This week witnessed a layback performance for Asian economies along with the lack of important fundamentals from major economies in the pacific on holidays across markets. Yet Asian financial markets attracted the attention once again after Japan intervened again.
The Reserve Bank of Australia released the September minutes, where Australian policy makers indicate that the Bank may increase the benchmark rates in upcoming period, if the nation's economy continued to expand at its projected pace or faster, as the Australian business sector is recovering and global demand is picking up.
Monetary policy makers, led by the governor of the Reserve Bank of Australia Mr. Glenn Stevens, kept the interest rate unchanged at 4.50% for the fourth consecutive month, as Mr. Stevens returned borrowing cost to their average levels after the past series of hikes when the rate was raised six times during seven meetings since early October.
In other news, the New Zealand Gross Domestic Product for second quarter missed forecasts with a sluggish 0.2% expansion compared to the pervious of 0.6 % revised to 0.5%, much below projections for 0.7%.
The Reserve Bank of New Zealand this month preserved the benchmark interest rate unchanged at 3.0% for the second consecutive month, as the economic recovery slowed due to the nation suffering from the worst earthquake in eight decades.
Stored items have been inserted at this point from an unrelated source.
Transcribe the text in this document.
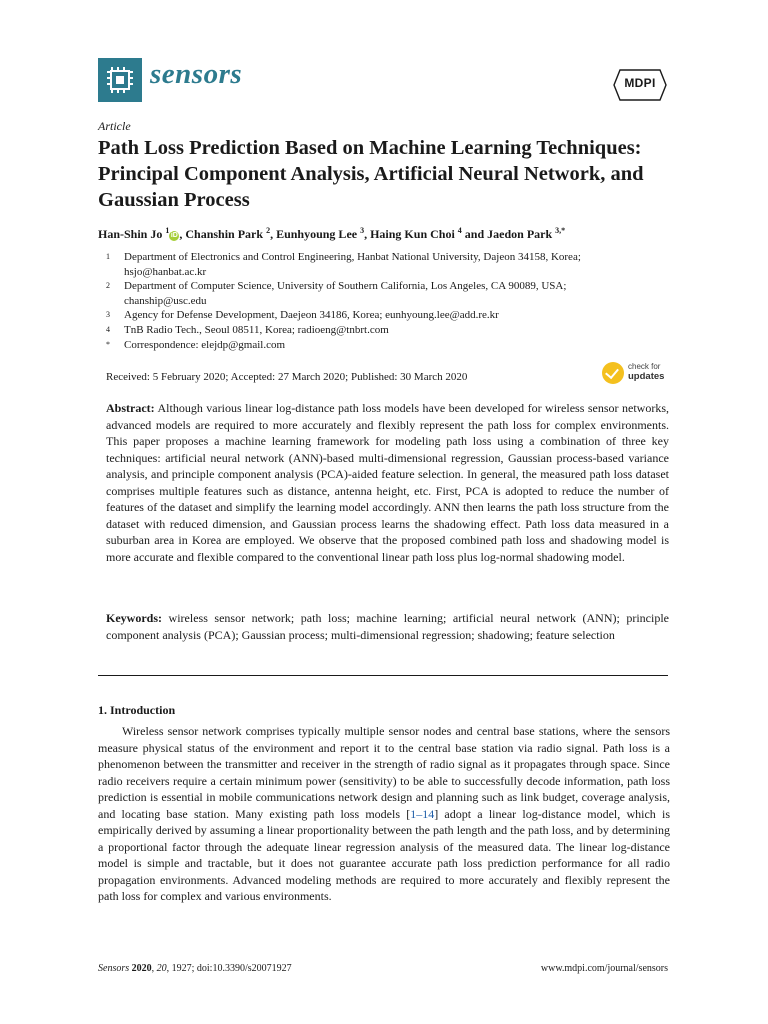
sensors	MDPI
Article
Path Loss Prediction Based on Machine Learning Techniques: Principal Component Analysis, Artificial Neural Network, and Gaussian Process
Han-Shin Jo $^1$iD , Chanshin Park $^2$, Eunhyoung Lee $^3$, Haing Kun Choi $^4$ and Jaedon Park $^{3,*}$
1 Department of Electronics and Control Engineering, Hanbat National University, Dajeon 34158, Korea;
hsjo@hanbat.ac.kr
2 Department of Computer Science, University of Southern California, Los Angeles, CA 90089, USA;
chanship@usc.edu
3 Agency for Defense Development, Daejeon 34186, Korea; eunhyoung.lee@add.re.kr
4 TnB Radio Tech., Seoul 08511, Korea; radioeng@tnbrt.com
* Correspondence: elejdp@gmail.com
Received: 5 February 2020; Accepted: 27 March 2020; Published: 30 March 2020
check for
updates

Abstract: Although various linear log-distance path loss models have been developed for wireless sensor networks, advanced models are required to more accurately and flexibly represent the path loss for complex environments. This paper proposes a machine learning framework for modeling path loss using a combination of three key techniques: artificial neural network (ANN)-based multi-dimensional regression, Gaussian process-based variance analysis, and principle component analysis (PCA)-aided feature selection. In general, the measured path loss dataset comprises multiple features such as distance, antenna height, etc. First, PCA is adopted to reduce the number of features of the dataset and simplify the learning model accordingly. ANN then learns the path loss structure from the dataset with reduced dimension, and Gaussian process learns the shadowing effect. Path loss data measured in a suburban area in Korea are employed. We observe that the proposed combined path loss and shadowing model is more accurate and flexible compared to the conventional linear path loss plus log-normal shadowing model.

Keywords: wireless sensor network; path loss; machine learning; artificial neural network (ANN); principle component analysis (PCA); Gaussian process; multi-dimensional regression; shadowing; feature selection

1. Introduction

Wireless sensor network comprises typically multiple sensor nodes and central base stations, where the sensors measure physical status of the environment and report it to the central base station via radio signal. Path loss is a phenomenon between the transmitter and receiver in the strength of radio signal as it propagates through space. Since radio receivers require a certain minimum power (sensitivity) to be able to successfully decode information, path loss prediction is essential in mobile communications network design and planning such as link budget, coverage analysis, and locating base station. Many existing path loss models [1–14] adopt a linear log-distance model, which is empirically derived by assuming a linear proportionality between the path length and the path loss, and by determining a proportional factor through the adequate linear regression analysis of the measured data. The linear log-distance model is simple and tractable, but it does not guarantee accurate path loss prediction performance for all radio propagation environments. Advanced modeling methods are required to more accurately and flexibly represent the path loss for complex and various environments.

Sensors 2020, 20, 1927; doi:10.3390/s20071927	www.mdpi.com/journal/sensors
New Zealand shops and factories closed after the earthquake, which was the main reason behind the cut in power and damaged in more than 100,000 homes. Water and sewage lines were also destroyed in New Zealand's second largest city, reflecting the economy is likely to slow growth further during the third quarter before growth accelerates again on government spending and recovery from the earthquake, indicating that the Bank will leave the interest rate unchanged for the rest of the year to preserve the economy from relapse.
New Zealand's current account deficit widened to reach NZ$0.888 billion during the quarter ending June, compared with a previous surplus of NZ$0.176 billion, which was revised to NZ$0.159 billion.
Moreover, the current account deficit is expected to widen further during this period, as the recovering domestic demand draws in more imports and higher profits of Foreign-owned companies, while Mr. Alan indicated last week that the gab will expand, as companies start investing and consumers begin to build up debt.